Romney would face intelligence,
diplomatic and military establishments that at a minimum have been
complicit in massive leaks of Israeli strike options against Iran and
that have so far failed to present credible military options for a US
strike against Iran's uranium enrichment sites and other nuclear
installations.
He would face a hostile media
establishment that firmly and enthusiastically supports Obama's policy
of relentless appeasement and has sought to discredit as a warmonger and
a racist every politician who has tried to make the case that Iran's
nuclear weapons program constitutes an unacceptable threat to US
national security.
Then, too, Romney would face
a wounded Democratic base, controlled by politicians who have refused
to cooperate with Republicans since 2004.
And
he would face an electorate that has never heard a cogent case for
military action against Iran. (Although, with the goodwill with which
the American public usually greets its new presidents, this last
difficulty would likely be the least of his worries.)
At
the UN, Romney would face the same gridlock faced by his two
predecessors on Iran.
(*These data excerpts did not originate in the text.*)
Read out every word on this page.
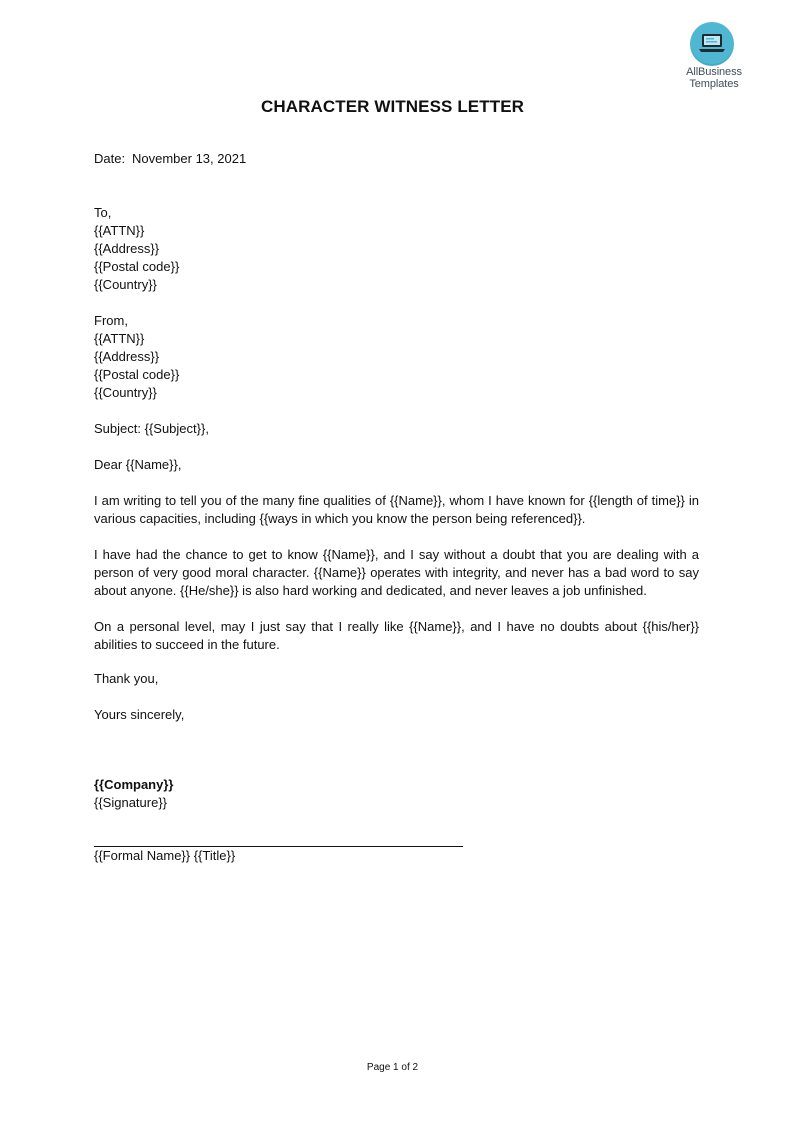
AllBusiness
Templates
CHARACTER WITNESS LETTER

Date: November 13, 2021

To,

{{ATTN}}

{{Address}}

{{Postal code}}

{{Country}}

From,

{{ATTN}}

{{Address}}

{{Postal code}}

{{Country}}

Subject: {{Subject}},

Dear {{Name}},

I am writing to tell you of the many fine qualities of {{Name}}, whom I have known for {{length of time}} in various capacities, including {{ways in which you know the person being referenced}}.

I have had the chance to get to know {{Name}}, and I say without a doubt that you are dealing with a person of very good moral character. {{Name}} operates with integrity, and never has a bad word to say about anyone. {{He/she}} is also hard working and dedicated, and never leaves a job unfinished.

On a personal level, may I just say that I really like {{Name}}, and I have no doubts about {{his/her}} abilities to succeed in the future.

Thank you,

Yours sincerely,

{{Company}}

{{Signature}}

{{Formal Name}} {{Title}}
Page 1 of 2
Russia and China would block UN Security Council
action against the mullocarcy.
AS FOR the Arab
world, whereas when Obama came into office in 2009, the Sunni Arab world
was united in its opposition to a nuclear-armed Iran, today Muslim
Brotherhood-ruled Egypt favors Iran more than it favors the US. Arguably
only Saudi Arabia would actively support an assault on Iran's nuclear
weapons sites. All the other US allies have either switched sides, or
like Jordan, Kuwait and Bahrain are too weak to offer any open
assistance or political support. For its part, Iraq is already acting as
Iran's satrapy, allowing Iran to transfer weapons to Bashar Assad's
henchmen through its territory.
All of this
means that as was the case in Iraq, it would likely take until at least
the summer of 2013, if not the fall, before a Romney administration
would be in a position to take any military action against Iran's
nuclear installations.
Read the whole thing. The new moon in January is the night of January 11 (the darkest night of the month). Hmmm.
Hey, but if you're lucky, Romney will tell them not to shoot down your planes!